Antalya Şehir Merkezinde Gezilecek Yerler
Antalya Türkiye’nin en büyük turizm merkezidir. Sadece Türkiye’nin değil dünyanın da sayılı turizm merkezlerindendir. Antalya’yı kelimelerle anlatmak mümkün değildir. Ancak yaşamak, görmek ve bizzat gezmek gerekir.
Antalya Gezi Rehberi sayfamızda Antalya Merkez’in muhakkak gezilip görülmesi gereken en iyi yerlerini, doğal güzellikler, tarihi eserler, antik kentler, plajlar, müzeler, mağaralar arasından dikkatlice seçerek sizin için derledik. Sıralamayı sizler için yorulmadan sırasıyla sizlere anlatmaya çalıştım. Güzergahlar arası sadece 1 veya 2 dakika mesafede olup sizler için harika bir gezi planı olacak o yüzden bu tür içerikler için Youtube kanalımıza abone olarak bizlere destek olabilirsiniz.
İlk rotamız Antalya Atatürk Evi Ve Müzesi,
Antalya Atatürk Evi 1986 senesinden bu yana müze olarak ziyaretçilere açılıyor. Antalya’ya 3 kez gelip her seferinde şehrin güzelliğine hayran olduğunu dile getirmiş Mustafa Kemal Atatürk’ün ziyaret fotoğrafları köşkün alt katında sergileniyor. Ayrıca müzede hem Atatürk hem de Antalya hakkında belgeseller de yayınlanıyor. Yemek odası ve büro bölümleri de ziyarete açık. Daha sonra sahile doğru Karaalioğlu parkına iniyoruz ve parkın hemen sağ tarafında Karaaalioğlu Parkı Batı Seyir Terası,
Antalya’nın en çok fotoğraf çekilen yerlerinden birisi olduğunu söyleyebilirim. Panoramik Batı Antalya manzarası için uygun noktalardan birisidir. Vakti olanların akşam saatlerinde buraya gelip günü burada batırmasını öneririm. Hemen parkın içerisinde olan Hıdırlık kulesine gidiyoruz.

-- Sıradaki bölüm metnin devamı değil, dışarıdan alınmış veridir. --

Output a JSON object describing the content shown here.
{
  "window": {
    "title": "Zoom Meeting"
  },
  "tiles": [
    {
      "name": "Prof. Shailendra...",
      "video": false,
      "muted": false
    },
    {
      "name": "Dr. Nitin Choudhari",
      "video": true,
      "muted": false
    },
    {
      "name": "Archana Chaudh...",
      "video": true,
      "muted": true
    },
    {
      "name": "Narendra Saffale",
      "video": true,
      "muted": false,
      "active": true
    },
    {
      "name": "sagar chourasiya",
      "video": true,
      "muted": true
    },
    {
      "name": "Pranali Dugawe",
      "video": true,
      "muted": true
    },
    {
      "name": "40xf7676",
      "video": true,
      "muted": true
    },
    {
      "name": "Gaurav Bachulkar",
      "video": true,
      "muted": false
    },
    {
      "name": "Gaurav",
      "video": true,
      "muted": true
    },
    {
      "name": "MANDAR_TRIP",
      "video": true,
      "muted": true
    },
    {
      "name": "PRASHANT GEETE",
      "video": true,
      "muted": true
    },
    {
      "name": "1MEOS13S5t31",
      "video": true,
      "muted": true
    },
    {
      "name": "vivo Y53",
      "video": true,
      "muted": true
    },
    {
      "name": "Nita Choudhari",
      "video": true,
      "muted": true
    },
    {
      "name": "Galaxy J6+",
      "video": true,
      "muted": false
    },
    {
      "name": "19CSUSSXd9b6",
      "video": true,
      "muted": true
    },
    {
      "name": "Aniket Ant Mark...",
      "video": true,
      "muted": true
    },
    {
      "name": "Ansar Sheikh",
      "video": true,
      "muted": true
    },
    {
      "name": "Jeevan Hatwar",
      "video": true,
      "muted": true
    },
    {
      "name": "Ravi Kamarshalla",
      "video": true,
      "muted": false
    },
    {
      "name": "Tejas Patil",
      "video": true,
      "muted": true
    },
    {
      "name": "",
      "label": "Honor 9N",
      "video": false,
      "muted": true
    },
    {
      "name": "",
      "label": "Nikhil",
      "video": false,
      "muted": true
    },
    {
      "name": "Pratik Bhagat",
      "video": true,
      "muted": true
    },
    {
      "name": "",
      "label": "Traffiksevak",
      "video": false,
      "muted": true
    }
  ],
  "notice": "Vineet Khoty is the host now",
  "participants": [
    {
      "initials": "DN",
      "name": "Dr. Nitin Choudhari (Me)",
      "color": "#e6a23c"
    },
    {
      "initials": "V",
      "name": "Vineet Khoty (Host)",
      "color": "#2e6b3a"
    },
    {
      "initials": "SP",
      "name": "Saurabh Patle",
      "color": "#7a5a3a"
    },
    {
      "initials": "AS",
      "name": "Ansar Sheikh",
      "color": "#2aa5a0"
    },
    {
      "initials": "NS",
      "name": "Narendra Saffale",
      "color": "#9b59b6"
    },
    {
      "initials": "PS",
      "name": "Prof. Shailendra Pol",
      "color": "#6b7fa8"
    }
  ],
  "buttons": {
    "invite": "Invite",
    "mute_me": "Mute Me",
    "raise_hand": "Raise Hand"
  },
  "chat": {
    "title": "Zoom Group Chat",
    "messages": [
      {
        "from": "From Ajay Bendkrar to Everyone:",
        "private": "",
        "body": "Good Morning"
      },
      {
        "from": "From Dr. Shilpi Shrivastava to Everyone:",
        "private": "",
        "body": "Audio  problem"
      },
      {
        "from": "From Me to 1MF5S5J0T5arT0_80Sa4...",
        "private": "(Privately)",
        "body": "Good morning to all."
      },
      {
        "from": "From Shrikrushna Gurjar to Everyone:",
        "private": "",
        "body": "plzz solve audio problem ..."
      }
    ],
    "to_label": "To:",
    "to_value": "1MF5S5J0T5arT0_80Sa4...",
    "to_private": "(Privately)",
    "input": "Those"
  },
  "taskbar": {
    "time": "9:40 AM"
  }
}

Alt kısmının kare üst bölümünün ise silindir şeklinde olması ile oldukça ilgi çeken Hıdırlık Kulesi 2. yüzyılda Antalya surlarının üzerine inşa edilmiş. Sahil tarafından devam ediyoruz 3 dakika yürüyüş sonrası karşımıza Antalya Etnografya Müzesi,
Osmanlı döneminden kalma iki konağın düzenlenerek müze haline getirilmesi sonucunda Antalya Etnografya Müzesi bugünkü halini aldı. Alt ve üst konak sıralaması ile düzenlenen müzede geçmişten günümüze gelen ve Antalya’nın kültürü üzerinde de önemli etkiye sahip olan birçok eser sergileniyor. Müzeden çıktıktan sonra yukarı sağ tarafa doğru 4 dakika yürüyerek Kesik Minare Sokağına geliyoruz.
Antalya’nın kalbi olan Kaleiçi mevkiinde yer alan Kesik Minare Camii, köken olarak Roma tapınağı olarak biliniyor. Adını minaresinin üst kısmında yer alan külahının 1986 yılında yanması ile yarım görüntüsünden alan cami günümüzde Şehzade Korkut Cami olarak biliniyor ve bu isimle anılıyor olsa da Antalya halkı halen daha Kesik Minare Camii adını kullanmaya devam ediyor. Camiden dümdüz yukarı doğru çıktığımızda ise karşımıza Suna – İnan Kıraç Kaleiçi Müzesi çıkıyor.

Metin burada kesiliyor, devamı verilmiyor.